Philip silently watched her, and was again conscious of the peace her mere presence brought him. She was wearing a crimson wrapper, and her black hair, which had been braided in a long thick plait for the night, hung far below her waist.

At last he spoke. He spoke as a man speaks who dreams.

“I never saw Eweretta’s hair down,” he said. “She, too, had beautiful black hair like you. I think it must have been very long.”

The girl kept her back towards him as she fingered something on the sideboard.

“Yes, it was very long,” she answered.

“Lots of things in you remind me of her, besides your looks,” went on Philip. “Your voice is hers, and you have her trick of passing your hand across your forehead. But you are very different from her, nevertheless. She was always laughing. Do you ever laugh, Miss Le Breton? I don’t think I have once heard you laugh. But you smile more than she did, and differently.”

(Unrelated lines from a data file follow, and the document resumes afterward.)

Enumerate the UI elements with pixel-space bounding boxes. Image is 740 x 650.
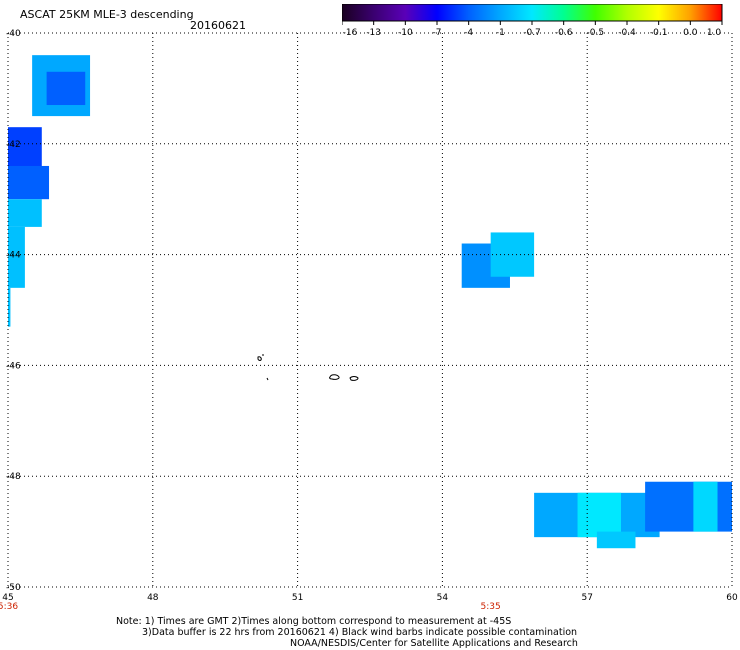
colorbar-label: -0.1 (650, 28, 668, 36)
wind-cell (577, 492, 621, 538)
x-tick-label: 48 (147, 593, 159, 603)
wind-cell (8, 199, 42, 227)
colorbar-label: -0.7 (523, 28, 541, 36)
colorbar-label: 0.0 (683, 28, 698, 36)
wind-cell (8, 287, 11, 327)
wind-cell (8, 165, 50, 200)
colorbar-label: -1 (496, 28, 505, 36)
wind-cell (596, 531, 636, 549)
coastline-islands (257, 354, 359, 381)
note-line-1: Note: 1) Times are GMT 2)Times along bot… (116, 616, 512, 627)
y-tick-label: -48 (6, 472, 21, 482)
wind-cell (46, 71, 86, 106)
colorbar-label: -0.6 (555, 28, 573, 36)
colorbar-label: -16 (343, 28, 358, 36)
colorbar-label: -13 (366, 28, 381, 36)
time-label: 5:35 (481, 602, 501, 612)
colorbar-label: -0.5 (587, 28, 605, 36)
colorbar-label: 1.0 (707, 28, 722, 36)
wind-cell (645, 481, 732, 532)
x-tick-label: 54 (437, 593, 449, 603)
time-label: 5:36 (0, 602, 18, 612)
chart-title: ASCAT 25KM MLE-3 descending (20, 8, 194, 21)
x-tick-label: 51 (292, 593, 303, 603)
x-tick-label: 45 (2, 593, 13, 603)
x-tick-label: 57 (581, 593, 592, 603)
y-tick-label: -50 (6, 583, 21, 593)
x-tick-label: 60 (726, 593, 738, 603)
wind-cell (693, 481, 718, 532)
y-tick-label: -44 (6, 251, 21, 261)
colorbar: -16 -13 -10 -7 -4 -1 -0.7 -0.6 -0.5 -0.4 -0.1 0.0 1.… (342, 4, 723, 36)
chart-date: 20160621 (190, 19, 246, 32)
note-line-2: 3)Data buffer is 22 hrs from 20160621 4)… (142, 627, 578, 638)
colorbar-label: -4 (464, 28, 473, 36)
wind-cell (8, 226, 25, 288)
y-tick-label: -40 (6, 29, 21, 39)
y-tick-label: -46 (6, 361, 21, 371)
colorbar-label: -0.4 (618, 28, 636, 36)
colorbar-label: -10 (398, 28, 413, 36)
notes-block: Note: 1) Times are GMT 2)Times along bot… (116, 616, 578, 649)
y-tick-label: -42 (6, 140, 21, 150)
colorbar-label: -7 (433, 28, 442, 36)
note-line-3: NOAA/NESDIS/Center for Satellite Applica… (290, 638, 578, 649)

“I am as you say, very different from Eweretta—from Eweretta, as you knew her,” she answered. “But I think we will not talk of her just now.”

“Miss Le Breton,” he broke out, “do you know my book—the book you did not like—is destroyed, and that I don’t think I am sorry?”

“Yet you said you put your heart into it,” she reminded him.

“I don’t think I knew,” he answered vaguely. “Not then. I have worked a lot on that book since I read some chapters to you, and I think I must have seen it with your eyes. I got not to like it.”